Johnson correctly claims that the concept of libertarianism doesn’t imply political support for libertarians in elections. I think, though, that if someone who defends political action refuses to support Ron Paul just because he is not a left libertarian, then he is subordinating libertarianism to leftist views.

When Gordon speaks of subordinating libertarianism to leftist views, he does not make it clear whether he means subordinating the left-libertarian’s libertarianism of as a political principle, or whether he means subordinating the candidate’s libertarianism as a criterion for supporting a that candidate in government elections. If the former, then Gordon’s conditional is obviously false. There are lots of practical considerations that affect whether or not one should support a particular candidate in government elections, and declining to support a particularly libertarian candidate for reasons other than her own level of libertarianism is not equivalent to subordinating your own libertarian principles to those other concerns. (I wouldn’t support voting for Murray Rothbard for President, either, even though he would be a much more libertarian candidate than Ron Paul. Since he’s dead, and therefore ineligible to run, such a campaign would be foolish. But this decision doesn’t mean that I subordinate libertarian principles to expediency.)

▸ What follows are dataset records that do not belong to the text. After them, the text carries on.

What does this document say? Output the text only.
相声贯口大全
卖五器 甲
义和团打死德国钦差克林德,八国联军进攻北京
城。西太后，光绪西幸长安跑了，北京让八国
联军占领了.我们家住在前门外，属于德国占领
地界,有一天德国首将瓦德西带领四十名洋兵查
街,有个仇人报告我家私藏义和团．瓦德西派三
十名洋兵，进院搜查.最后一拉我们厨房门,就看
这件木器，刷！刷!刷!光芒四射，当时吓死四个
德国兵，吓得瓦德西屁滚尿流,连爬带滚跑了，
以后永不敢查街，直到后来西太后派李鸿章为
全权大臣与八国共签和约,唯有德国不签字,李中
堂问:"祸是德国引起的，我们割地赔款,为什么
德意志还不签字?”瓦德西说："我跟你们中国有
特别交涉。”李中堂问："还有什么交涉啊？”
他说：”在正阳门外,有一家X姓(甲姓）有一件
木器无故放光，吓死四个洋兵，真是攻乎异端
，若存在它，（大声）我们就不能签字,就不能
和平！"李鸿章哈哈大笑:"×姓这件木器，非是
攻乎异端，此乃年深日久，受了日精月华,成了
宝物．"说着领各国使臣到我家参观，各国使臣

If, on the other hand, he means that such a choice reflects a subordination of criteria based on the candidate’s level of libertarianism to criteria that are based on other considerations, the conditional is still false, although less obviously so. If I reject X for lacking feature A, while X does have feature B, you cannot reliably infer from my choice that I subordinate preferences for B to preferences for A. It may very well be that B and A are valued equally and indepdently of one another, and that lacking either is considered a sufficient condition for rejecting an alternative.

But more to the point, even if Gordon’s conditional were true on this understanding, it is not clear why that would be objectionable. There is no reason for principled libertarians to treat a candidate’s overall level of libertarianism as the sole or the decisive or even the most important criterion in choosing whether to vote for that candidate, or someone else, or nobody at all. Insofar as voting has any worth at all for anarchists, it is only instrumentally, as a means of defense against government invasions of your own or the liberty of other people you are concerned for. But there’s no guarantee that that end will always be best served by adopting the candidate’s overall level of libertarianism as the sole or the decisive criterion for supporting that candidate. They may be or they may not be, depending on the breaks.

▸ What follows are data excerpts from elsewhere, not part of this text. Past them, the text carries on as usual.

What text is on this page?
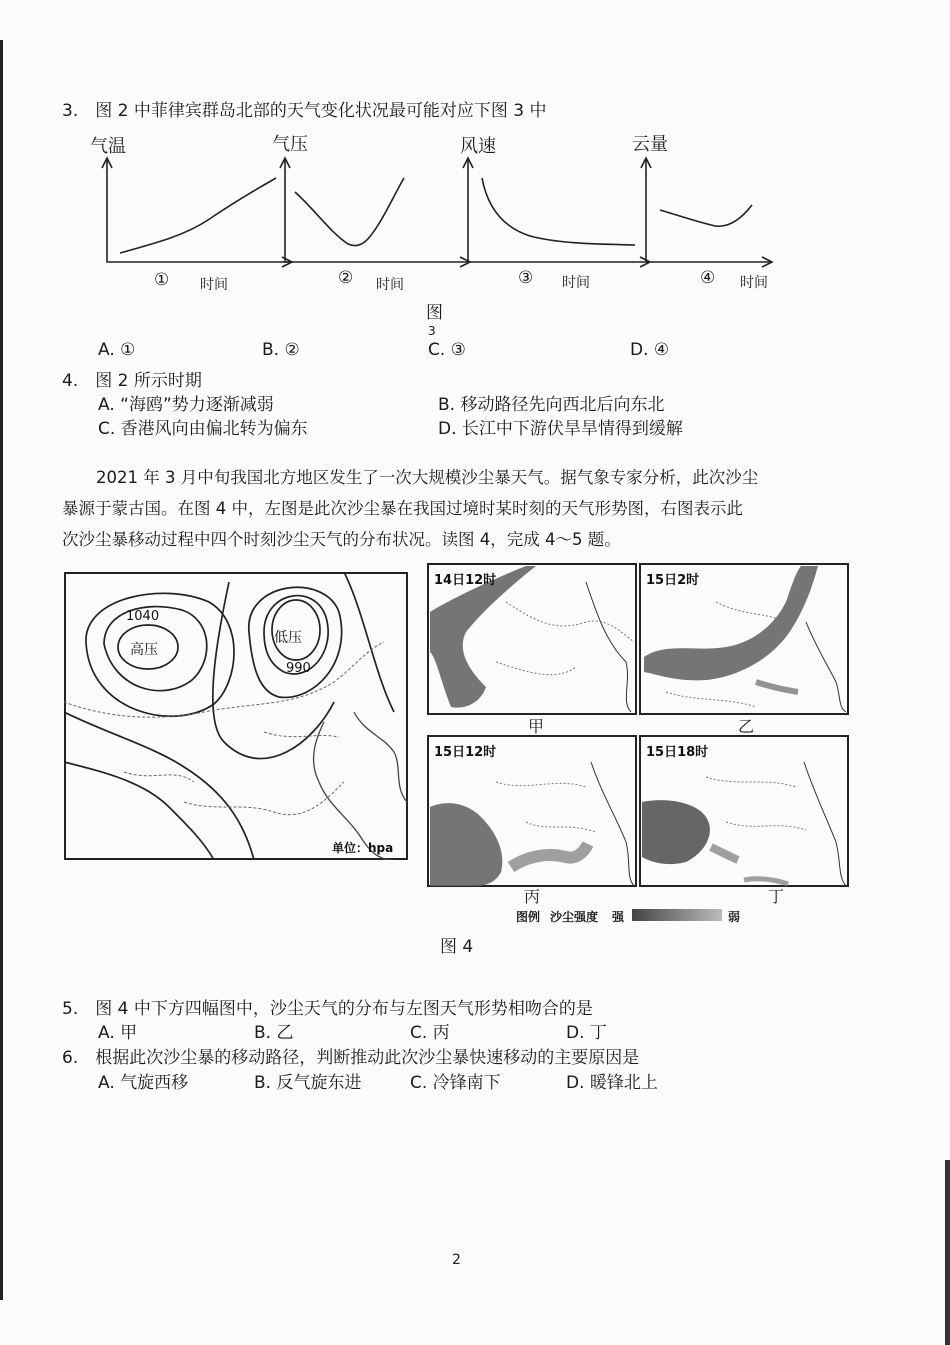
3.　图 2 中菲律宾群岛北部的天气变化状况最可能对应下图 3 中
气温	气压	风速	云量
① 时间	② 时间	③ 时间	④ 时间
图
3
A. ①	B. ②	C. ③	D. ④
4.　图 2 所示时期
A. “海鸥”势力逐渐减弱	B. 移动路径先向西北后向东北
C. 香港风向由偏北转为偏东	D. 长江中下游伏旱旱情得到缓解
2021 年 3 月中旬我国北方地区发生了一次大规模沙尘暴天气。据气象专家分析，此次沙尘
暴源于蒙古国。在图 4 中，左图是此次沙尘暴在我国过境时某时刻的天气形势图，右图表示此
次沙尘暴移动过程中四个时刻沙尘天气的分布状况。读图 4，完成 4～5 题。
1040
高压
低压
990
单位：hpa
14日12时	15日2时
15日12时	15日18时
甲	乙
丙	丁
图例 沙尘强度 强	弱
图 4
5.　图 4 中下方四幅图中，沙尘天气的分布与左图天气形势相吻合的是
A. 甲	B. 乙	C. 丙	D. 丁
6.　根据此次沙尘暴的移动路径，判断推动此次沙尘暴快速移动的主要原因是
A. 气旋西移	B. 反气旋东进	C. 冷锋南下	D. 暖锋北上
2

In either case, it is, once more, a serious mistake for libertarians of any stripe, and especially anarchists, to treat government elections as the be-all and end-all of libertarianism.

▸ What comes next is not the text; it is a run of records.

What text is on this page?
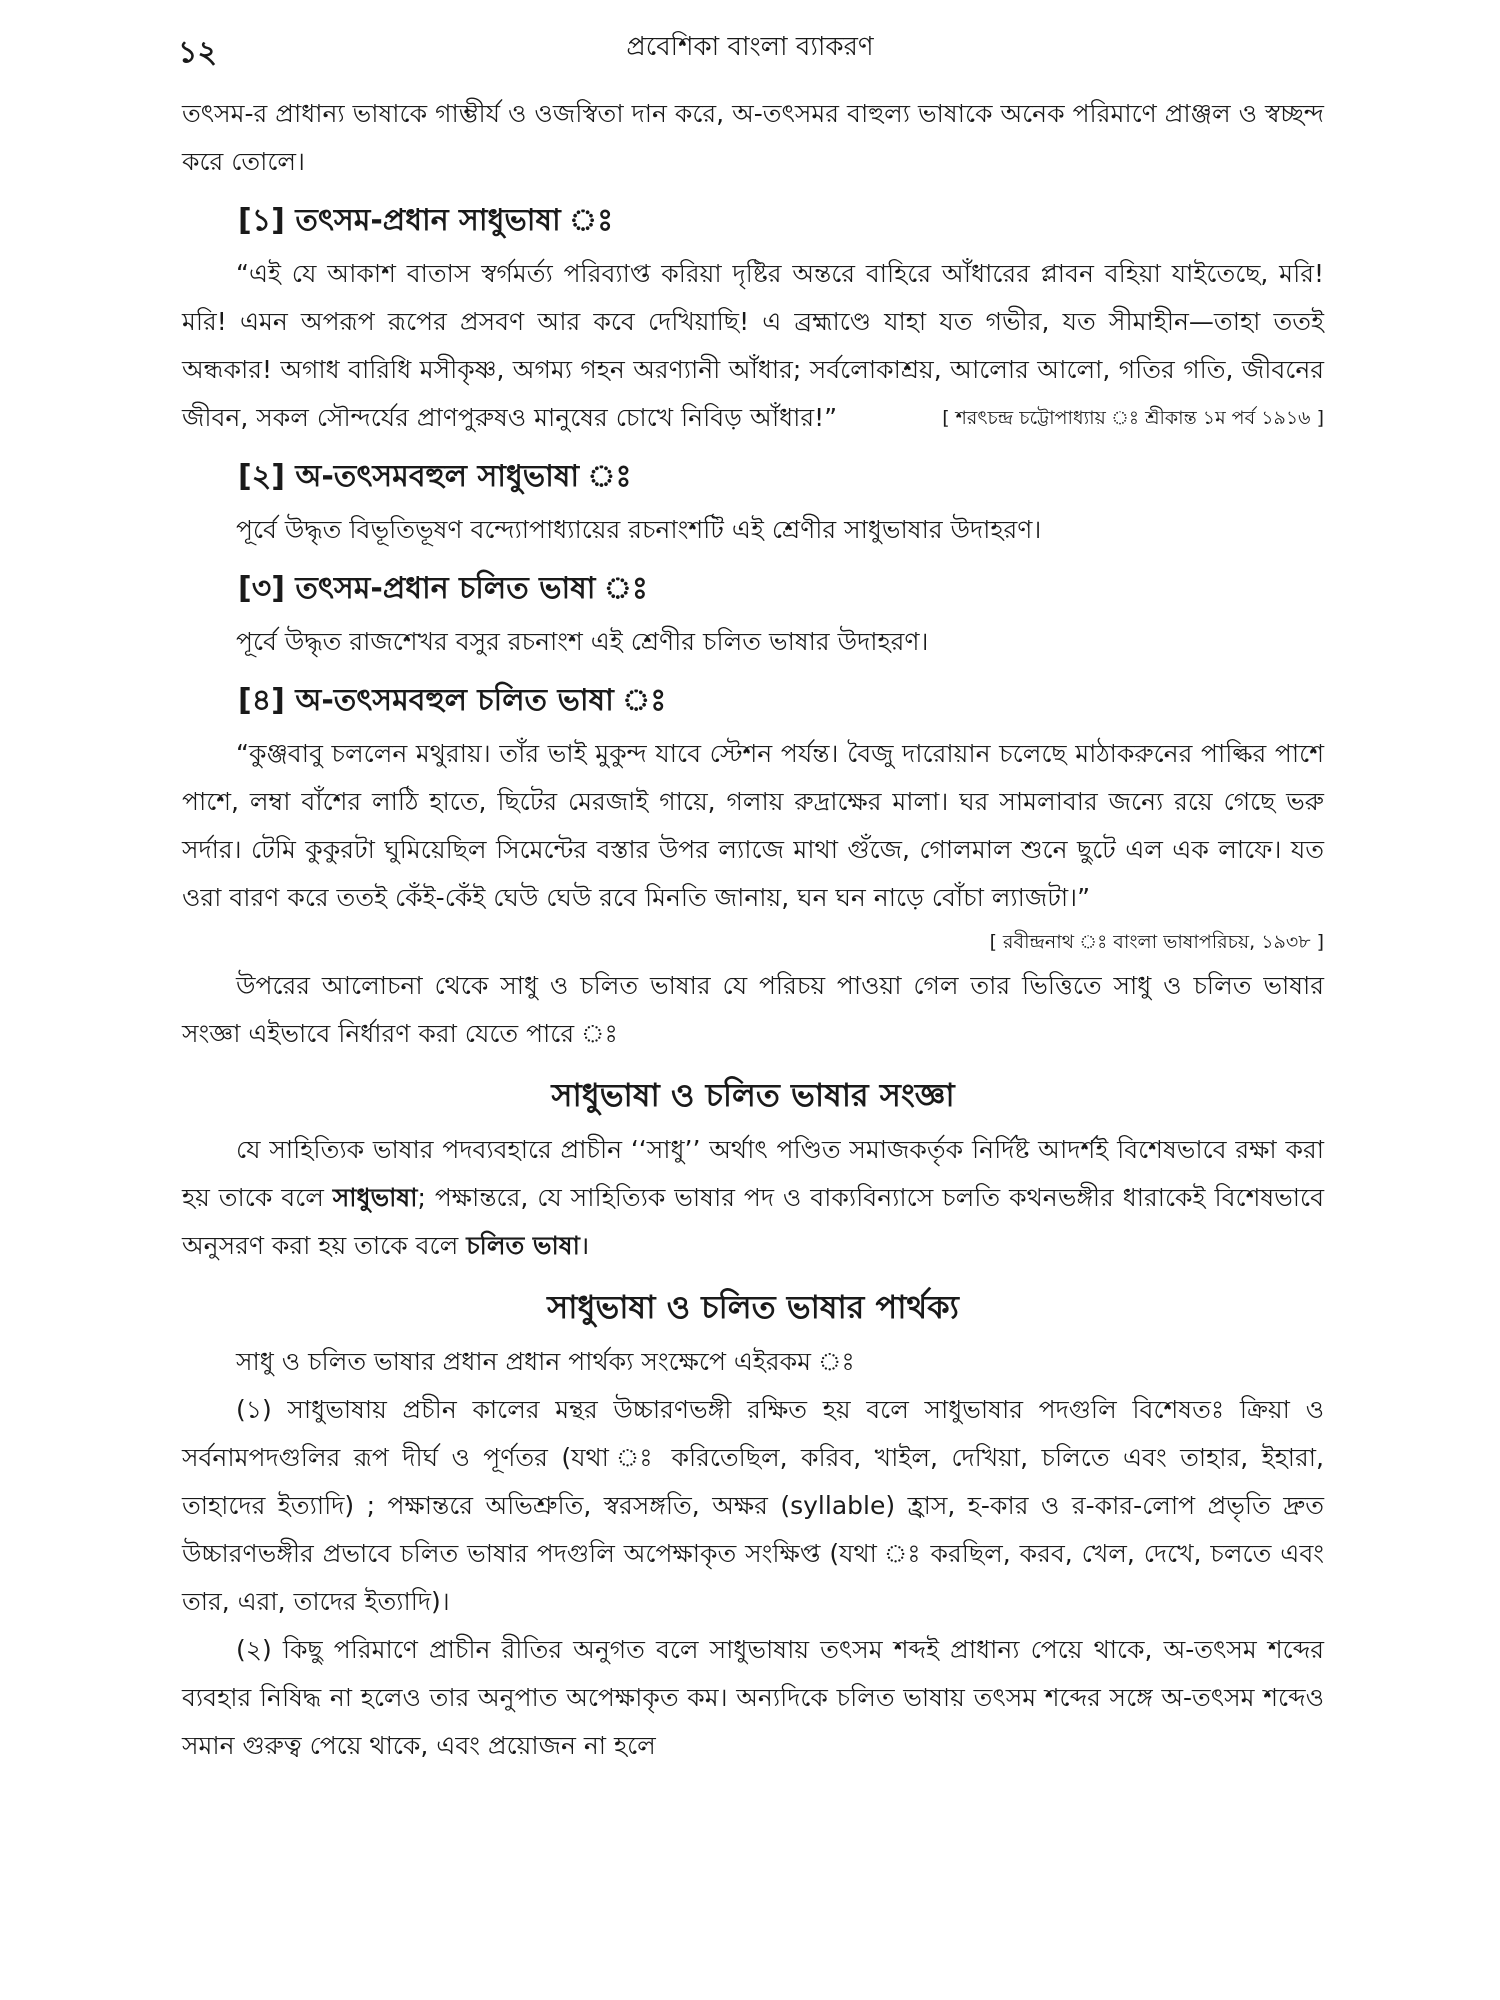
১২	প্রবেশিকা বাংলা ব্যাকরণ

তৎসম-র প্রাধান্য ভাষাকে গাম্ভীর্য ও ওজস্বিতা দান করে, অ-তৎসমর বাহুল্য ভাষাকে অনেক পরিমাণে প্রাঞ্জল ও স্বচ্ছন্দ করে তোলে।

[১] তৎসম-প্রধান সাধুভাষা ঃ

“এই যে আকাশ বাতাস স্বর্গমর্ত্য পরিব্যাপ্ত করিয়া দৃষ্টির অন্তরে বাহিরে আঁধারের প্লাবন বহিয়া যাইতেছে, মরি! মরি! এমন অপরূপ রূপের প্রসবণ আর কবে দেখিয়াছি! এ ব্রহ্মাণ্ডে যাহা যত গভীর, যত সীমাহীন—তাহা ততই অন্ধকার! অগাধ বারিধি মসীকৃষ্ণ, অগম্য গহন অরণ্যানী আঁধার; সর্বলোকাশ্রয়, আলোর আলো, গতির গতি, জীবনের জীবন, সকল সৌন্দর্যের প্রাণপুরুষও মানুষের চোখে নিবিড় আঁধার!”	[ শরৎচন্দ্র চট্টোপাধ্যায় ঃ শ্রীকান্ত ১ম পর্ব ১৯১৬ ]

[২] অ-তৎসমবহুল সাধুভাষা ঃ

পূর্বে উদ্ধৃত বিভূতিভূষণ বন্দ্যোপাধ্যায়ের রচনাংশটি এই শ্রেণীর সাধুভাষার উদাহরণ।

[৩] তৎসম-প্রধান চলিত ভাষা ঃ

পূর্বে উদ্ধৃত রাজশেখর বসুর রচনাংশ এই শ্রেণীর চলিত ভাষার উদাহরণ।

[৪] অ-তৎসমবহুল চলিত ভাষা ঃ

“কুঞ্জবাবু চললেন মথুরায়। তাঁর ভাই মুকুন্দ যাবে স্টেশন পর্যন্ত। বৈজু দারোয়ান চলেছে মাঠাকরুনের পাল্কির পাশে পাশে, লম্বা বাঁশের লাঠি হাতে, ছিটের মেরজাই গায়ে, গলায় রুদ্রাক্ষের মালা। ঘর সামলাবার জন্যে রয়ে গেছে ভরু সর্দার। টেমি কুকুরটা ঘুমিয়েছিল সিমেন্টের বস্তার উপর ল্যাজে মাথা গুঁজে, গোলমাল শুনে ছুটে এল এক লাফে। যত ওরা বারণ করে ততই কেঁই-কেঁই ঘেউ ঘেউ রবে মিনতি জানায়, ঘন ঘন নাড়ে বোঁচা ল্যাজটা।”

[ রবীন্দ্রনাথ ঃ বাংলা ভাষাপরিচয়, ১৯৩৮ ]

উপরের আলোচনা থেকে সাধু ও চলিত ভাষার যে পরিচয় পাওয়া গেল তার ভিত্তিতে সাধু ও চলিত ভাষার সংজ্ঞা এইভাবে নির্ধারণ করা যেতে পারে ঃ

সাধুভাষা ও চলিত ভাষার সংজ্ঞা

যে সাহিত্যিক ভাষার পদব্যবহারে প্রাচীন ‘‘সাধু’’ অর্থাৎ পণ্ডিত সমাজকর্তৃক নির্দিষ্ট আদর্শই বিশেষভাবে রক্ষা করা হয় তাকে বলে সাধুভাষা; পক্ষান্তরে, যে সাহিত্যিক ভাষার পদ ও বাক্যবিন্যাসে চলতি কথনভঙ্গীর ধারাকেই বিশেষভাবে অনুসরণ করা হয় তাকে বলে চলিত ভাষা।

সাধুভাষা ও চলিত ভাষার পার্থক্য

সাধু ও চলিত ভাষার প্রধান প্রধান পার্থক্য সংক্ষেপে এইরকম ঃ

(১) সাধুভাষায় প্রচীন কালের মন্থর উচ্চারণভঙ্গী রক্ষিত হয় বলে সাধুভাষার পদগুলি বিশেষতঃ ক্রিয়া ও সর্বনামপদগুলির রূপ দীর্ঘ ও পূর্ণতর (যথা ঃ করিতেছিল, করিব, খাইল, দেখিয়া, চলিতে এবং তাহার, ইহারা, তাহাদের ইত্যাদি) ; পক্ষান্তরে অভিশ্রুতি, স্বরসঙ্গতি, অক্ষর (syllable) হ্রাস, হ-কার ও র-কার-লোপ প্রভৃতি দ্রুত উচ্চারণভঙ্গীর প্রভাবে চলিত ভাষার পদগুলি অপেক্ষাকৃত সংক্ষিপ্ত (যথা ঃ করছিল, করব, খেল, দেখে, চলতে এবং তার, এরা, তাদের ইত্যাদি)।

(২) কিছু পরিমাণে প্রাচীন রীতির অনুগত বলে সাধুভাষায় তৎসম শব্দই প্রাধান্য পেয়ে থাকে, অ-তৎসম শব্দের ব্যবহার নিষিদ্ধ না হলেও তার অনুপাত অপেক্ষাকৃত কম। অন্যদিকে চলিত ভাষায় তৎসম শব্দের সঙ্গে অ-তৎসম শব্দেও সমান গুরুত্ব পেয়ে থাকে, এবং প্রয়োজন না হলে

Gordon closes his rejoinder by saying:

Johnson apparently accepts this as a good argument: Johnson believes p; therefore, anarchists believe p. His post is unfortunately a prime example of the libertarian dogmatism I was most concerned with in my Open Letter.

Hardly. All that I claim is that a couple of propositions — in particular, rejecting the legitimacy of constitutional governments, and rejecting the legitimacy of enforcing restrictions on government-defined national borders, are well-established, core doctrines of anarchism as such.

Core, not essential; anarchism is a family resemblance concept, and some anarchists may deviate from some core anarchist beliefs without ceasing to count as anarchists. But certainly a letter which is written by an anarchist for an audience which includes many other anarchists ought to take such core beliefs seriously, and to recognize that arguments that either tacitly or explicitly presume the falsity of those core doctrines will fail to be persuasive to those who follow the plumb-line.

If this be dogmatism, let us make the most of it.